A research team that includes a University of California, Davis, plant scientist has identified a source of carbon emissions that could play a role in understanding past and future global change.
While earlier studies have found that erosion can bury carbon in the soil, acting as a carbon sink, or storage, the new study published this week in the journal Proceedings of the National Academy of Sciences found that part of that sink is only temporary.
"It's all part of figuring out the global carbon cycle," said co-author Johan Six, professor of plant sciences at UC Davis. "Where are the sources, and where are the sinks? Erosion is in some ways a sink, but, as we found out, it can also become a source."
The researchers estimated that roughly half of the carbon buried in soil by erosion will be re-released into the atmosphere within about 500 years, and possibly faster due to climate change. Climate change can speed the rate of decomposition, aiding the release of the buried carbon.
As a case study, the researchers used radiocarbon and optical dating to calculate the amount of carbon emissions captured in soils and released to the atmosphere during the past 6,000 years along the Dijle River in Belgium.
The study's long time scope -- from 4000 BC to AD 2000 -- allowed the researchers to notice the gradual reintroduction of buried carbon to the atmosphere. Significant agricultural land conversion -- historically the largest source of global erosion -- began primarily in the past 150 years, well under the researchers' time frame of 500 years. Therefore, most carbon sequestered in the soil during the past 150 years of agricultural history has not been released yet but may become a significant carbon source in the future, with implications for soil management, the study said.

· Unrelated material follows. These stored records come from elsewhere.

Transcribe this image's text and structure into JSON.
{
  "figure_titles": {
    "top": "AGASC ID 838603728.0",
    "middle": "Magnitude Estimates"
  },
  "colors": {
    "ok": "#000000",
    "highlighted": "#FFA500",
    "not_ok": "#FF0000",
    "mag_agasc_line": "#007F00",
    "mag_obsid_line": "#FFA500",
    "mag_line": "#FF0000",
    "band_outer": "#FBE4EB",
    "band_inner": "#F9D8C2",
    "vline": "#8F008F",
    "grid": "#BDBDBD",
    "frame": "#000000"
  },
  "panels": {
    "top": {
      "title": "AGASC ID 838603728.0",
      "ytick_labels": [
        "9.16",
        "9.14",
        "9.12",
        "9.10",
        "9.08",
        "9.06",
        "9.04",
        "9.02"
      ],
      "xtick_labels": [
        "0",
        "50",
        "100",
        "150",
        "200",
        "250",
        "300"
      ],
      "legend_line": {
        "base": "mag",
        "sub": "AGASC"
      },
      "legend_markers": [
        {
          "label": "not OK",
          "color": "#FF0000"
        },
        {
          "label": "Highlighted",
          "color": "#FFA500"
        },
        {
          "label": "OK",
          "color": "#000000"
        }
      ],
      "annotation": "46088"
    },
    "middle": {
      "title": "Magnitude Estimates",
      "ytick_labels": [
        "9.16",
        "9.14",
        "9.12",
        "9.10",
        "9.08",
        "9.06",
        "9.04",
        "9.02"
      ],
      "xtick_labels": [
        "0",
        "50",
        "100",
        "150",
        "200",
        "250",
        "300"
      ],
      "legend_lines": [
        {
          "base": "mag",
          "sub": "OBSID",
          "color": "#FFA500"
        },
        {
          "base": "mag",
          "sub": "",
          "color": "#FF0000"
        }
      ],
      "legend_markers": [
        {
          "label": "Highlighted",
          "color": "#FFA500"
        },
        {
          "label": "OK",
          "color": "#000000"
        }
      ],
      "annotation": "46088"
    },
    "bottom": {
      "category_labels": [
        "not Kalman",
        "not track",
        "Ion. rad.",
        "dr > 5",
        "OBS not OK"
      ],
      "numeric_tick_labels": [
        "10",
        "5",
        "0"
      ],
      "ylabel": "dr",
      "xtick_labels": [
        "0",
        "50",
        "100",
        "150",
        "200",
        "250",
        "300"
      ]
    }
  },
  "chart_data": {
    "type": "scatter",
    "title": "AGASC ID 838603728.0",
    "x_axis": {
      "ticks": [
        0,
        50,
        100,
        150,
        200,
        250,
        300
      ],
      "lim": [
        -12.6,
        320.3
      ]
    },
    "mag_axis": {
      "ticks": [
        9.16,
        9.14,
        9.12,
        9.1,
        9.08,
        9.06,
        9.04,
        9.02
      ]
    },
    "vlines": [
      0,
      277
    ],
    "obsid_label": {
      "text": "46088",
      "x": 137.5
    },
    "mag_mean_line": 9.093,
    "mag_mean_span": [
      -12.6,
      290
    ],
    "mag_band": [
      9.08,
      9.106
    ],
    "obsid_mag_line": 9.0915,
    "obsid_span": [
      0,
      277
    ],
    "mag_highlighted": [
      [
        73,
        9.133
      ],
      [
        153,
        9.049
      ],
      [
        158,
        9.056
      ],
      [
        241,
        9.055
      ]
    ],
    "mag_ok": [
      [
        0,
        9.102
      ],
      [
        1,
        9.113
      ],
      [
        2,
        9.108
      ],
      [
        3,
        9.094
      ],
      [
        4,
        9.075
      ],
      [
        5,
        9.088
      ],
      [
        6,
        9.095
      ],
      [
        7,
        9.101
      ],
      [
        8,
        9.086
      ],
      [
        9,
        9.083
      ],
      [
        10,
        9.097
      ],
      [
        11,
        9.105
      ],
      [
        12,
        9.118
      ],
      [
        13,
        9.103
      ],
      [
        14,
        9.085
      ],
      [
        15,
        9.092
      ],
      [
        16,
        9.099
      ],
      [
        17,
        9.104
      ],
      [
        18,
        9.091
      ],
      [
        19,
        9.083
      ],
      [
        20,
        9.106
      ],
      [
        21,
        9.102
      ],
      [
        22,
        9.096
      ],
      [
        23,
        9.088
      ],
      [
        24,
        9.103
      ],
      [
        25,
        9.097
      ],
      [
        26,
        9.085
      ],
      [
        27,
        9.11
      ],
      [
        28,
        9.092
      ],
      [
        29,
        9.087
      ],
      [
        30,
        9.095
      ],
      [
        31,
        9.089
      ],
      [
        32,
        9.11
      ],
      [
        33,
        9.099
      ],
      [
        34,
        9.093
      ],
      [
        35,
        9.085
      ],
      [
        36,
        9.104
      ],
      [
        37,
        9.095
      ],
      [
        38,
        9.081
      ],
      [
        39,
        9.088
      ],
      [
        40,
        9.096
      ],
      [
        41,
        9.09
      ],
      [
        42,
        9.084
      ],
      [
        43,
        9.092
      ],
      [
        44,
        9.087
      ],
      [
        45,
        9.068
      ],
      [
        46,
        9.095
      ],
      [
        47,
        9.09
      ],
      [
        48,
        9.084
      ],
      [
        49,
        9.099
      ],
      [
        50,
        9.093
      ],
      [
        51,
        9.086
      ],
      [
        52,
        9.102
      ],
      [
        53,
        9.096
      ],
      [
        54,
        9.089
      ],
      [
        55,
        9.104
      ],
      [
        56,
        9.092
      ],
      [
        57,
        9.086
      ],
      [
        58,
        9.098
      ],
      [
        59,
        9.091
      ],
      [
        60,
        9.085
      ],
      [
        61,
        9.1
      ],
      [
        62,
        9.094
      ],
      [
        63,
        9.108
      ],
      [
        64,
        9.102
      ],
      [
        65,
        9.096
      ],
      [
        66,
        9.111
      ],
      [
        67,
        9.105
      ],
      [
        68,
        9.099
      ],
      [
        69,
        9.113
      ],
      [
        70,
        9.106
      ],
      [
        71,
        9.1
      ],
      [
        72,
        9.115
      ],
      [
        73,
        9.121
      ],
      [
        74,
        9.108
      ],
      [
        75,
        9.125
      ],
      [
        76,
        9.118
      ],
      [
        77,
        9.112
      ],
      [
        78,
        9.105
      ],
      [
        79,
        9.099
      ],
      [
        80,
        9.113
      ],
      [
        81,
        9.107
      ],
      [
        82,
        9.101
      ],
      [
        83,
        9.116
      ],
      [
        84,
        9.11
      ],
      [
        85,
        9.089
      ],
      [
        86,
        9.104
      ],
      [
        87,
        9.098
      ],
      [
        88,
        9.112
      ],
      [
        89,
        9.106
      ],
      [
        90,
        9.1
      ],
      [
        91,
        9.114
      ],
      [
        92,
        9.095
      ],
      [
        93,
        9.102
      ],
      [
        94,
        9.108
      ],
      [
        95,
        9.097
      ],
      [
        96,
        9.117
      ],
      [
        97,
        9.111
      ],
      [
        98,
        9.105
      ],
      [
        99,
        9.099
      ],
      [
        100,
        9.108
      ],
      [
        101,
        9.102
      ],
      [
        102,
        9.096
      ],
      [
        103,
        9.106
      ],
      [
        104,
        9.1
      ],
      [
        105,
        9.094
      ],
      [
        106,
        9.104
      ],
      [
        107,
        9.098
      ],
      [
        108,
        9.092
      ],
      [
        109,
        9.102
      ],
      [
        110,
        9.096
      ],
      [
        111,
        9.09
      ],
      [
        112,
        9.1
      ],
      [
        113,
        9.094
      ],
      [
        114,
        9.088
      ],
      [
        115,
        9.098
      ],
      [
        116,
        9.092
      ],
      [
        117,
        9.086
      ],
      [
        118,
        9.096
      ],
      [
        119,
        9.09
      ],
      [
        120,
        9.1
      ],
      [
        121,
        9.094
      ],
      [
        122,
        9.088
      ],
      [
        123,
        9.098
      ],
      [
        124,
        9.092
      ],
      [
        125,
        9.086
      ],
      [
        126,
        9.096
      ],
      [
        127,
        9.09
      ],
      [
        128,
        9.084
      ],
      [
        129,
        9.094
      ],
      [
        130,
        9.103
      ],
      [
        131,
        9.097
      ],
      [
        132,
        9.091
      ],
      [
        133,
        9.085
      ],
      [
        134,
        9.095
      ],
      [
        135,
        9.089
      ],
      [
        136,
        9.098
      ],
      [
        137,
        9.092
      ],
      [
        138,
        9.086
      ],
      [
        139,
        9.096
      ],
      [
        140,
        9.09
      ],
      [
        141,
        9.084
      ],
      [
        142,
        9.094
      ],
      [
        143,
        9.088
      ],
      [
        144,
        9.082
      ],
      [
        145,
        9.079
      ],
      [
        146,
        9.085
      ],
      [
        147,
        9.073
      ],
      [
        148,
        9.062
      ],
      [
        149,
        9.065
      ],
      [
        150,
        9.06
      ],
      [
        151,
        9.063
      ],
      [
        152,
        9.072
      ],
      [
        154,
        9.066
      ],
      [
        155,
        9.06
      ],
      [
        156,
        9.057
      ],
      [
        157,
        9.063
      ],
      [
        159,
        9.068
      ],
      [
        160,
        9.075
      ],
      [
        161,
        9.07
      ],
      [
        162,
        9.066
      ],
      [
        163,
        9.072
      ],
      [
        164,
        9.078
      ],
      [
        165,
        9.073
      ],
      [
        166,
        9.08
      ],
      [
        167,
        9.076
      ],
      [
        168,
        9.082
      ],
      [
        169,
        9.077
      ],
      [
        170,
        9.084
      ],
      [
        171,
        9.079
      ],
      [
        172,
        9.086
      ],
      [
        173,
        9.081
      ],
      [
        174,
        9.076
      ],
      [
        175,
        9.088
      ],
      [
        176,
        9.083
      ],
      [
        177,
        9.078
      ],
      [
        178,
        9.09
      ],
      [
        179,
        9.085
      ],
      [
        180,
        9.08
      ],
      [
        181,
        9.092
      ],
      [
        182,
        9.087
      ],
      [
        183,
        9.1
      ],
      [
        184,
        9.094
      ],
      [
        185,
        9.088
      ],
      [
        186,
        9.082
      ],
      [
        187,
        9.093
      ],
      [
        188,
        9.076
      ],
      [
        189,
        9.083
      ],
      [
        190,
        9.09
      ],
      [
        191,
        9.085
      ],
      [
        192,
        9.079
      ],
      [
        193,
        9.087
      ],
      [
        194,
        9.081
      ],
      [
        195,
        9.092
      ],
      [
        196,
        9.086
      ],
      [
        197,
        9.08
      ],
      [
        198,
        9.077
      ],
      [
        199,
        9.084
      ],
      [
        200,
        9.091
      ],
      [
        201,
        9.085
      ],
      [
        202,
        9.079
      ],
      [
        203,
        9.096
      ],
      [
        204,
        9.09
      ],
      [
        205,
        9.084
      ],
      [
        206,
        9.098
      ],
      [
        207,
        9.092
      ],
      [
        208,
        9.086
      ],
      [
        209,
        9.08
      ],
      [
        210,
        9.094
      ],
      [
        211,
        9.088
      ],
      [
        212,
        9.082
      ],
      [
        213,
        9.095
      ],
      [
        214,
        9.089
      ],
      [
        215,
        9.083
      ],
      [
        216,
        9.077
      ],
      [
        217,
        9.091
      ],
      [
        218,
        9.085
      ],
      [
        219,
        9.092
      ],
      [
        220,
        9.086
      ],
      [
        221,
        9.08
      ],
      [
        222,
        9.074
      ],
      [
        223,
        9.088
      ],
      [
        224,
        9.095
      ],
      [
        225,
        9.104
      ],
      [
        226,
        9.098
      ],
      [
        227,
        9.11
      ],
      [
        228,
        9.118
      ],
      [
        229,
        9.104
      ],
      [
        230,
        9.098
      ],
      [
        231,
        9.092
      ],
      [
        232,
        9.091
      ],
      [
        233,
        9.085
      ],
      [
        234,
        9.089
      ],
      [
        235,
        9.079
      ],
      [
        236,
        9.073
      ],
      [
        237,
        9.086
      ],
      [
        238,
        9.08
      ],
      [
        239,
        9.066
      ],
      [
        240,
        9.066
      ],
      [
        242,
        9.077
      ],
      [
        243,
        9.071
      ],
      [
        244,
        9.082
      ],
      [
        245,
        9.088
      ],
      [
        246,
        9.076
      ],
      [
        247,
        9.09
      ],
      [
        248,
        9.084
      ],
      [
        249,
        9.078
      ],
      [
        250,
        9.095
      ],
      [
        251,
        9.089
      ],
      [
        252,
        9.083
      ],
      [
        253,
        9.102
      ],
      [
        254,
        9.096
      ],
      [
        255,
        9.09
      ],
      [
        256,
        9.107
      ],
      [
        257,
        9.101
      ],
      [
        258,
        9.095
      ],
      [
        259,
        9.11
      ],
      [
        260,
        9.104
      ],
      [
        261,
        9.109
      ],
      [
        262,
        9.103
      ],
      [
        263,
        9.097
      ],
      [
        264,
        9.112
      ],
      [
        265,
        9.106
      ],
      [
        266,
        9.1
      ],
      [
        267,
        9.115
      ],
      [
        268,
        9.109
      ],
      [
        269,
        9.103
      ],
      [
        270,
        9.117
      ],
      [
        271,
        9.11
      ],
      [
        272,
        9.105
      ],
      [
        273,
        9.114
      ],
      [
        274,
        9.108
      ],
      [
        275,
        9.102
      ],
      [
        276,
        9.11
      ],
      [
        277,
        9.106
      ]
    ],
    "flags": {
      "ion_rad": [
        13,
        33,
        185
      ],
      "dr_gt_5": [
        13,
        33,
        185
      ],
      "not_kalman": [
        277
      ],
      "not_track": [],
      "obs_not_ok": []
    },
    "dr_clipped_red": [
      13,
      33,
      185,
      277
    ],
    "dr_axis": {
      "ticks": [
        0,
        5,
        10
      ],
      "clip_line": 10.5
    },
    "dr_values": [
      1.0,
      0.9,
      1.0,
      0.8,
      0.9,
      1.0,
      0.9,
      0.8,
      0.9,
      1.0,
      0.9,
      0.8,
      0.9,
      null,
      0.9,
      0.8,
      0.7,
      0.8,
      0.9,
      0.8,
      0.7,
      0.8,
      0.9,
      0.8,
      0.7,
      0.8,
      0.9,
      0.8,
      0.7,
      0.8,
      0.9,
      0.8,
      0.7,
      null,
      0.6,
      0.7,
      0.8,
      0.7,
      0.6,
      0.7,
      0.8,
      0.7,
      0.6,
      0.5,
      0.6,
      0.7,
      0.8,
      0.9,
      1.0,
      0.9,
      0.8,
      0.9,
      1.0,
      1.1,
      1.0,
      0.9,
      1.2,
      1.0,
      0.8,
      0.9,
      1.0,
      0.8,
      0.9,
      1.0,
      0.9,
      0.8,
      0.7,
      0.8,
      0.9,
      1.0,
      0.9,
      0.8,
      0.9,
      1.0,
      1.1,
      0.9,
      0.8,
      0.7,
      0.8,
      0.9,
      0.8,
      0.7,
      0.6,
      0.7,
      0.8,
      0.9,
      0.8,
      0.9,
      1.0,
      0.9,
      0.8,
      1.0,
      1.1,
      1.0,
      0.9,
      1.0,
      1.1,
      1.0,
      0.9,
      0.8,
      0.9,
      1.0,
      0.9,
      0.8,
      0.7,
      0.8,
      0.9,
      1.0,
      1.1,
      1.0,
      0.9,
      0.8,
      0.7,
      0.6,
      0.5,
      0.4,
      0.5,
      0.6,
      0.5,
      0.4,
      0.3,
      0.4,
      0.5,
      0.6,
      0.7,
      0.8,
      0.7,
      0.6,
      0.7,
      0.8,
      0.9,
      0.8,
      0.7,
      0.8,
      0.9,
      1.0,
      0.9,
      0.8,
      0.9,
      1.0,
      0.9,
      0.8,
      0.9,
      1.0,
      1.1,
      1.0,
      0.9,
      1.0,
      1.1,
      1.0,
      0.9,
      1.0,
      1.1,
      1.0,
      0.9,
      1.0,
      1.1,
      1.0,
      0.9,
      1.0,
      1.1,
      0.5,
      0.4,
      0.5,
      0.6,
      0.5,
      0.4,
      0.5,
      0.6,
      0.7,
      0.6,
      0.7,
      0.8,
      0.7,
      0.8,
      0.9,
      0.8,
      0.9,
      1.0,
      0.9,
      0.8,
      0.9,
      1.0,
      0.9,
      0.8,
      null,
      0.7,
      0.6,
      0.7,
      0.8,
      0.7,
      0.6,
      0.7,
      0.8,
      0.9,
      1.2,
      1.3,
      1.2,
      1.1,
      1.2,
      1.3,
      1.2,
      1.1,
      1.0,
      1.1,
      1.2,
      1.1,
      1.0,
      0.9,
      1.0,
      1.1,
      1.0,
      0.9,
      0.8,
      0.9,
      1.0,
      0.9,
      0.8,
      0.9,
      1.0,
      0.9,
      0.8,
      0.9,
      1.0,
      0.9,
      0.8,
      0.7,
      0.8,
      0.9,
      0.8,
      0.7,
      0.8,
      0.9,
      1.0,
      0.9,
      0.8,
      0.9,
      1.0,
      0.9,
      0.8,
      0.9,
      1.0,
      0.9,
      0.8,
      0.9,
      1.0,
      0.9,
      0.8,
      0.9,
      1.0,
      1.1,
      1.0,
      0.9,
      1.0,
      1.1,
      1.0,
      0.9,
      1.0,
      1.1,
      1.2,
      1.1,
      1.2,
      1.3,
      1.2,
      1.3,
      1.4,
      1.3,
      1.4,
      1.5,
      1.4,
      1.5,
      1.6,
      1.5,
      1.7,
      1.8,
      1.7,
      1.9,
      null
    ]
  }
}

"Our results showed that half of the carbon initially present in the soil and vegetation was lost to the atmosphere as a result of agricultural conversion," said study co-author Gert Verstraeten, a professor at KU Leaven, Belgium.
Six noted that erosion could be minimized by no-till and low-till agricultural methods, as well as by cover cropping, which can ensure that soil is not left bare.
"We need to know where and how much carbon is being released or captured in order to develop sensible and cost-effective measures to curb climate change," said lead author, Kristof Van Oost, of the Universite catholique de Louvain in Belgium.